Musik an sich


Reviews
Zelenka, J. D. (Semerádová)

Sepolcri


Info
Musikrichtung: Barock

VÖ: 20.1.2012

(Supraphon / Codaex / CD / DDD / 2011 / Best. Nr. SU 4068-2)

Gesamtspielzeit: 65:21

Internet:

Collegium Marianum



EXPORTSCHLAGER

Die Musik Jan Dismas Zelenkas (1679-1745) ist inzwischen zu einem echten Exportschlager der tschechischen Republik geworden. Eine ganze Reihe von Ensembles widmet sich dort sehr engagiert und qualitätvoll der Musik des in Lounovice geborenen Komponisten. Auf der neuen CD des Collegium Marianum gilt es, Frühwerke Zelenkas zu entdecken, die dieser vor seinem Wechsel nach Dresden schuf. Es handelt sich um Musik, die in der Prager Jesuitenkirche am Karfreitagnachmittag erklang. Aufgeführt wurde die Musik an einem beleuchteten, theatergleichen Nachbau des 'Heiligen Grabes' in Jerusalem, gewissermaßen dem Pendant zur weihnachtlichen Krippe. Als musikalischer Teil der Kulisse konnten die sog. Sepolcri oratorisch oder – wie hier – eher kantatenhaft gehalten sein, wurden bisweilen wohl auch szenisch oder halbszenisch präsentiert. Dies allerdings mag man sich bei Zelenkas, aus den Jahren 1709, 1712 und 1716 datierenden Kantaten kaum vorstellen, weisen sie doch mit ihrem sehr ernsten Grundton eher den Charakter echter Andachtsmusiken auf. Dabei erstaunt, wie sehr sich schon in diesen sehr frühen Stücken Zelenkas Personalstil abzeichnet: die expressive, oft düster-verschattete Melodik in den Arien, dazu eine gewisse harmonische oder instrumentale Exzentrik und die Vorliebe für kunstvoll aufgetürmte, ausladende Chorfugen. Elemente, die in ihrer Artifizialität schon bald als altmodisch gelten sollten, obgleich eine solche Ausdrucksstärke mit anderen Mitteln kaum mehr erreicht wurde.

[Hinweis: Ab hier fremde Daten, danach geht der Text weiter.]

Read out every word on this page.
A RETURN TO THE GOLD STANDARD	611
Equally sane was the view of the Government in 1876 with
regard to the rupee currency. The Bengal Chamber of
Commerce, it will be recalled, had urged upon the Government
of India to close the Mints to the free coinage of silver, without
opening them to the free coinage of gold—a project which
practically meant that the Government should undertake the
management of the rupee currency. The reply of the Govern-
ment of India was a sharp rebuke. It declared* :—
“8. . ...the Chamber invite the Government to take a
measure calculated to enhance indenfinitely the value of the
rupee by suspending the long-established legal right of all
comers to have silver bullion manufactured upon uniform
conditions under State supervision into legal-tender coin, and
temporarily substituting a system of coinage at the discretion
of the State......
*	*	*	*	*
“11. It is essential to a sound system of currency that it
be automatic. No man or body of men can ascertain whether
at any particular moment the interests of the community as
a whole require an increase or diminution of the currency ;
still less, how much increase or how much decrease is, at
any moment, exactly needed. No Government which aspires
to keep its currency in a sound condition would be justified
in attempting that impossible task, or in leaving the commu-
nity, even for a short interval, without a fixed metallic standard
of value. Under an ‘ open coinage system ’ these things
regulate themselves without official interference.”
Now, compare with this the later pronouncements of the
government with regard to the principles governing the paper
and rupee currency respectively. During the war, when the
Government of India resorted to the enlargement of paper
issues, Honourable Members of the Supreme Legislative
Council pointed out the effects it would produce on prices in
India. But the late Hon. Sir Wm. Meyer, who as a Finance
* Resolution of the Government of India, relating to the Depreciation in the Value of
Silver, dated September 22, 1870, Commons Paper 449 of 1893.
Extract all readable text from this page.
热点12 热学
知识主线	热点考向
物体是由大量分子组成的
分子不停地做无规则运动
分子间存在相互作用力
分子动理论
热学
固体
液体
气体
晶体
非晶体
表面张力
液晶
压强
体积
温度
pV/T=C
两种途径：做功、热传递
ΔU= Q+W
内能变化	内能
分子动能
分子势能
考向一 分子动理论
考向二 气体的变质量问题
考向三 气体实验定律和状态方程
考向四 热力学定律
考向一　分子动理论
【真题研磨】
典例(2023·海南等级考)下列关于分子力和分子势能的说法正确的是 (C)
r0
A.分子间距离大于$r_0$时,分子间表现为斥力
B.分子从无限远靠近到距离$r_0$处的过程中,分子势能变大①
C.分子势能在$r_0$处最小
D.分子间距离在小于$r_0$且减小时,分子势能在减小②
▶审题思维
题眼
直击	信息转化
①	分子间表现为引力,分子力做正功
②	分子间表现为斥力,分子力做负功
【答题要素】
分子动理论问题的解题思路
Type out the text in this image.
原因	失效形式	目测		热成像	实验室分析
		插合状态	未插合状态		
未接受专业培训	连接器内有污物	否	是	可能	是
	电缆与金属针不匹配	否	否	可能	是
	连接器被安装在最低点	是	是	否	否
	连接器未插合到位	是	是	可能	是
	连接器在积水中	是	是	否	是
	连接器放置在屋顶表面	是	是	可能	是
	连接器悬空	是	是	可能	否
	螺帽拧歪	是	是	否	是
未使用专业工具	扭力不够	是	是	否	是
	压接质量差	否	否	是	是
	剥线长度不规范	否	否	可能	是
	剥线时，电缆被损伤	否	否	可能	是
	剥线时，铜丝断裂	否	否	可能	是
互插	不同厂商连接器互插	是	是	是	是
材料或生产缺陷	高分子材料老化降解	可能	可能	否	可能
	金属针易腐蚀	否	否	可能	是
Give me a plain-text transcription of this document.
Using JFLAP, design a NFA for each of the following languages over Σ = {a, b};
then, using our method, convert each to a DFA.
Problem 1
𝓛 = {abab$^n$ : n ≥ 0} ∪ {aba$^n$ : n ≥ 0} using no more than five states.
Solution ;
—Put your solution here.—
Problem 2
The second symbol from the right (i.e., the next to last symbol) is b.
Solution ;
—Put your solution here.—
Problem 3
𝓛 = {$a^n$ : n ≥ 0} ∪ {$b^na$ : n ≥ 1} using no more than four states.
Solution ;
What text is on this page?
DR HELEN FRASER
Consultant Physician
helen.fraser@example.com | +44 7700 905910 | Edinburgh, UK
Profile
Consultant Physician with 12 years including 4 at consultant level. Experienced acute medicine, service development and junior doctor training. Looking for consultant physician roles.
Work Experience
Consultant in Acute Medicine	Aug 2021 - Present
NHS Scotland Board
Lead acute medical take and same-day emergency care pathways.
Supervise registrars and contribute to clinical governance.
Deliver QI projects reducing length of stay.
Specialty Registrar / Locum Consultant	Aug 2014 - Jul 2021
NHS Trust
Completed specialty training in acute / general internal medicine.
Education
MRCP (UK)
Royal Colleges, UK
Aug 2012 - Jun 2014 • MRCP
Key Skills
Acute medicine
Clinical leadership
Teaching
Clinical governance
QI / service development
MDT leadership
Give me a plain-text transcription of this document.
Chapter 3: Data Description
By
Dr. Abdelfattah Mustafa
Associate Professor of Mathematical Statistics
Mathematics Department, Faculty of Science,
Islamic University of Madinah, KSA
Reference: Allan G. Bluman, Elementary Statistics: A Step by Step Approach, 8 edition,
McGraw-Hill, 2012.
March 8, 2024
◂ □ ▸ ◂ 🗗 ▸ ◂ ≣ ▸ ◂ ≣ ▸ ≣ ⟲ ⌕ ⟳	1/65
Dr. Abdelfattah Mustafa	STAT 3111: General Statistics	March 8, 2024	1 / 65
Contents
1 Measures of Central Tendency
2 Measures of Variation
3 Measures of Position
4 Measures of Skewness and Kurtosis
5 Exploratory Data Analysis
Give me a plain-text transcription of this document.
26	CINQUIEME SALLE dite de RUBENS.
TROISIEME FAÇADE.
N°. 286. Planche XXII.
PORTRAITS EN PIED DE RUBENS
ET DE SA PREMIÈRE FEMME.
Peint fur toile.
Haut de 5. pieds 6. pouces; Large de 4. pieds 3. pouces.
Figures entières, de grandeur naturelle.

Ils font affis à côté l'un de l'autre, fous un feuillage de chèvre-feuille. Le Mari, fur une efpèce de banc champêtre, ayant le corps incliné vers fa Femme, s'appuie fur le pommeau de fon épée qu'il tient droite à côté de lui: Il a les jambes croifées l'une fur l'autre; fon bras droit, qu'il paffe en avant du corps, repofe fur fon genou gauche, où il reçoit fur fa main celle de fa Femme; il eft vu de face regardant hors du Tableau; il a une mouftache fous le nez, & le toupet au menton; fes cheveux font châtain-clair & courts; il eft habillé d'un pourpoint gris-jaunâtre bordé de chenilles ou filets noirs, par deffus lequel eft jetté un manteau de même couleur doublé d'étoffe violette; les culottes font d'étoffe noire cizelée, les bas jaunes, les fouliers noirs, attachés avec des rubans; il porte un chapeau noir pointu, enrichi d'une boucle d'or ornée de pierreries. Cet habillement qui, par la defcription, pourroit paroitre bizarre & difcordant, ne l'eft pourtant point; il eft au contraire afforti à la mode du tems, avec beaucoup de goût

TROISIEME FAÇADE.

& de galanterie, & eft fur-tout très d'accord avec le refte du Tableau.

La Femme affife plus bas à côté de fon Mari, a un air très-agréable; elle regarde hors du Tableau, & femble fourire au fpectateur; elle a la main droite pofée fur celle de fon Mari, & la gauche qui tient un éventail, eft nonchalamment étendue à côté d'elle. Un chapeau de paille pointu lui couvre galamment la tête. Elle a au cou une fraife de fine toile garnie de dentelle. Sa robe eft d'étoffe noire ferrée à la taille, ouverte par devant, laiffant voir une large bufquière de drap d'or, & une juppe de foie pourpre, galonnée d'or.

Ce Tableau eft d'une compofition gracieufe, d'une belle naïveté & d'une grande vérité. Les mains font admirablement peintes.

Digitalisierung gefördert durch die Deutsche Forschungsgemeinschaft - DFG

Das Orchester Collegium Marianum präsentiert all dies mit einem sehr warmen, gerundeten Grundton. Die als Leiterin fungierende Flötistin Jana Semerádová schlägt dabei gemessene, würdevolle Tempi, die sie zur rechten Zeit anzieht, um das musikalische Geschehen in Bewegung zu halten. Die Vokalsolisten agieren zurückhaltend und verstehen es somit, den Zug ins Meditative zu unterstreichen. Hier imponiert stimmlich vor allem der Bass Tomáš Král. David Erlers Altus fügt sich mit seinem terracottahaften Timbre gut in den Gesamtklang ein, wenngleich er im Duett der Kantate ZWV 60 Schwierigkeiten hat, sich gegen die sehr präsente Hana Blažíková durchzusetzen. Am eindrucksvollsten aber geraten die erhabenen, so tröstlich wie unerbittlichen Chorsätze. Kaum mag man glauben, dass das Vokalquartett hier nur verdoppelt wurde, so dicht gewoben wirkt - bei hoher Präzision - der homogene Klang.



Sven Kerkhoff



Trackliste
1-9 Immisit Dominus pestilentiam, ZWV 58 (1709) 20:11
10-18 Attendite et videte, ZWV 59 (1712) 22:59
19-27 Deus dux fortissime, ZWV 60 (1716) 22:11
Besetzung

Hana Blažíková: Sopran
David Erler: Altus
Tobias Hunger: Tenor
Tomáš Král: Bass

Collegium Marianum

Jana Semerádová: Ltg.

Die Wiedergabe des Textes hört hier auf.